O Dr. Ersan Basar, presidente da Federação de Montanhismo da Turquia (TDF), contatou seus membros, incluindo Dede, via WhatsApp, pedindo voluntários para ajudar nos esforços de resgate. O TDF poderia organizar as permissões de viagem necessárias dos governadores regionais nas áreas afetadas, explicou a mensagem de Basar.
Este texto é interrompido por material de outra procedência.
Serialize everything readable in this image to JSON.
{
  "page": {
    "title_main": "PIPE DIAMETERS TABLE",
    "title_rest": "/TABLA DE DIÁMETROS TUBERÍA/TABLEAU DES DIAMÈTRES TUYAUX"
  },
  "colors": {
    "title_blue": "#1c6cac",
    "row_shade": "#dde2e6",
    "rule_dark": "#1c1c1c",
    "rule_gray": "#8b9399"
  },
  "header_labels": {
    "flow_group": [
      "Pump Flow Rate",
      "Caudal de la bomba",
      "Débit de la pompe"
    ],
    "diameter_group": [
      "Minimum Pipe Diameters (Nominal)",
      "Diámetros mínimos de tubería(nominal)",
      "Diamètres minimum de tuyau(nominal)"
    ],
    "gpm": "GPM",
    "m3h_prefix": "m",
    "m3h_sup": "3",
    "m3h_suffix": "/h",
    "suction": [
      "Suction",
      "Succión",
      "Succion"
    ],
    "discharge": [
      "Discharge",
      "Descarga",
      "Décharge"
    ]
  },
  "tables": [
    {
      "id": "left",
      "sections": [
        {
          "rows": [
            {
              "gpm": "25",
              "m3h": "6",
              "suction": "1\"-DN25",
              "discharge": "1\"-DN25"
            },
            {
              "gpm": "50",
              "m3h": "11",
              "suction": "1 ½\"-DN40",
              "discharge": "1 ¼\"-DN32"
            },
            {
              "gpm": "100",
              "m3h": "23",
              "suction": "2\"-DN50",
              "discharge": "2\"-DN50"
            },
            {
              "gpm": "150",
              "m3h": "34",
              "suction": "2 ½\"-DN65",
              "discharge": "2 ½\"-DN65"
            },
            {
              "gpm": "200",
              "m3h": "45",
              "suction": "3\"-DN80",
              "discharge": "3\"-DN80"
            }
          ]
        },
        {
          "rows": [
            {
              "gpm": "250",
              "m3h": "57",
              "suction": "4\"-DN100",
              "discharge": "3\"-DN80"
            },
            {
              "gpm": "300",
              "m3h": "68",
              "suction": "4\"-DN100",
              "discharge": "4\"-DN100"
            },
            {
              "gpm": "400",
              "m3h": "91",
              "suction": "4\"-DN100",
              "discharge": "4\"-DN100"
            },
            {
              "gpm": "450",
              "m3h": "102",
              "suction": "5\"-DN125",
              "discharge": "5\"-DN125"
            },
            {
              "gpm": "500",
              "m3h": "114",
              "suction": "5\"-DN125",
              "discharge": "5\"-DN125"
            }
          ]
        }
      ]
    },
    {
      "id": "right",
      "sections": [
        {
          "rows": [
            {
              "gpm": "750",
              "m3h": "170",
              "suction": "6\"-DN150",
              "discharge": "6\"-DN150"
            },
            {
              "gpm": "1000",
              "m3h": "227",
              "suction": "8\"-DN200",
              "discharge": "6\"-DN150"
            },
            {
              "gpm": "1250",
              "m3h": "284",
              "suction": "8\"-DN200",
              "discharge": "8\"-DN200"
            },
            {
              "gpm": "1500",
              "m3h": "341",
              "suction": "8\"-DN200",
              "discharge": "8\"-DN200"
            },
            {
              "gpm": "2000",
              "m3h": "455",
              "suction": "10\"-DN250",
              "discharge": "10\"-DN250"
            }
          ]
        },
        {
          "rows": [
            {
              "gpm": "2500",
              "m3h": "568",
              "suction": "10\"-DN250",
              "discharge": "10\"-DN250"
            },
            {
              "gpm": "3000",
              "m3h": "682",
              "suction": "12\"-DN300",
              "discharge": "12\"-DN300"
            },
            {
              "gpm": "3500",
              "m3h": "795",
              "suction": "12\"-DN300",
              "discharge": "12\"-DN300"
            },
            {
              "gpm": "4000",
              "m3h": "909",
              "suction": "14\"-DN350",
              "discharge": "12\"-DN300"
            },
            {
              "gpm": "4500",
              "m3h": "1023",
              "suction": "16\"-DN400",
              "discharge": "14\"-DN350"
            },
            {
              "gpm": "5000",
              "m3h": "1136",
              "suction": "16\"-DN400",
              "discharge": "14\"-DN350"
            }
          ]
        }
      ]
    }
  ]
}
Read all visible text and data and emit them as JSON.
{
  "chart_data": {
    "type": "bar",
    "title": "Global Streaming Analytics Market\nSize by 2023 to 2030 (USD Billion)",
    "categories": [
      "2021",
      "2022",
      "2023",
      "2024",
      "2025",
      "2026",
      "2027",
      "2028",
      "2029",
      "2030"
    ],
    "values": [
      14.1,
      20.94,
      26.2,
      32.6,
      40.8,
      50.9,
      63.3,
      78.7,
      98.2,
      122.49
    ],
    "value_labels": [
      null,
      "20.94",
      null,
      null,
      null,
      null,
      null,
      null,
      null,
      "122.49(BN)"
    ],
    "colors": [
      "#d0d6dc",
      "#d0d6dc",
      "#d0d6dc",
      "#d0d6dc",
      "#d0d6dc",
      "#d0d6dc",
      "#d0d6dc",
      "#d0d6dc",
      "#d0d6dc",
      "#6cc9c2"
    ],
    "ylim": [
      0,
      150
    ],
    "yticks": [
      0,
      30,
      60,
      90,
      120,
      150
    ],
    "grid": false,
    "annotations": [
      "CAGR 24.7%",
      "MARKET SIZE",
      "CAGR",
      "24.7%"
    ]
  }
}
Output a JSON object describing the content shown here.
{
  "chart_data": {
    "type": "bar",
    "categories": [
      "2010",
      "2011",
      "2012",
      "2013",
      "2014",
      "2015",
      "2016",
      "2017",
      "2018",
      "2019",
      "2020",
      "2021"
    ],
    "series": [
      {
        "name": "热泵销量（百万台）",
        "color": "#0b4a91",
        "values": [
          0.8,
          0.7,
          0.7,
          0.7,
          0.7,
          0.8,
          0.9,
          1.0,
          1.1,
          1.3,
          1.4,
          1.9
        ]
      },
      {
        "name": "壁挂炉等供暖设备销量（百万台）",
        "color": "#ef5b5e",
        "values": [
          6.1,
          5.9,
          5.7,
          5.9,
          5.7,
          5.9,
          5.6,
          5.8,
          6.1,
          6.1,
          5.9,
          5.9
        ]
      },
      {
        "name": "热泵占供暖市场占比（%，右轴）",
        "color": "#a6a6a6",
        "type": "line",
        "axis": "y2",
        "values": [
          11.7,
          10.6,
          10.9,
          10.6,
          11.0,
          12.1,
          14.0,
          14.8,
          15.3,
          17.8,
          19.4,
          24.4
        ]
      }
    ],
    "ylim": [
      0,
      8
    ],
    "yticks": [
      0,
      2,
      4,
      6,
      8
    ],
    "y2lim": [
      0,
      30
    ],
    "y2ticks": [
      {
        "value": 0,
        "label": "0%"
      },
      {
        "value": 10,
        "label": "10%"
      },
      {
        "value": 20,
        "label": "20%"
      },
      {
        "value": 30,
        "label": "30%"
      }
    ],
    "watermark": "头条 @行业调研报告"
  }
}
Tendo guiado alpinistas em muitos dos picos mais altos da Turquia, incluindo o Monte Ararat de 16.850 pés, Dede sentiu que sua experiência em ambientes extremos poderia ser útil.

Na manhã seguinte, ele partiu em seu pequeno sedã para Antakya, capital de Hatay, a província mais ao sul da Turquia, ao lado dos alpinistas Gökalp Saklı, Serkan Ocak e Olcay Tepe, e do fotógrafo Kürşat Bayhan.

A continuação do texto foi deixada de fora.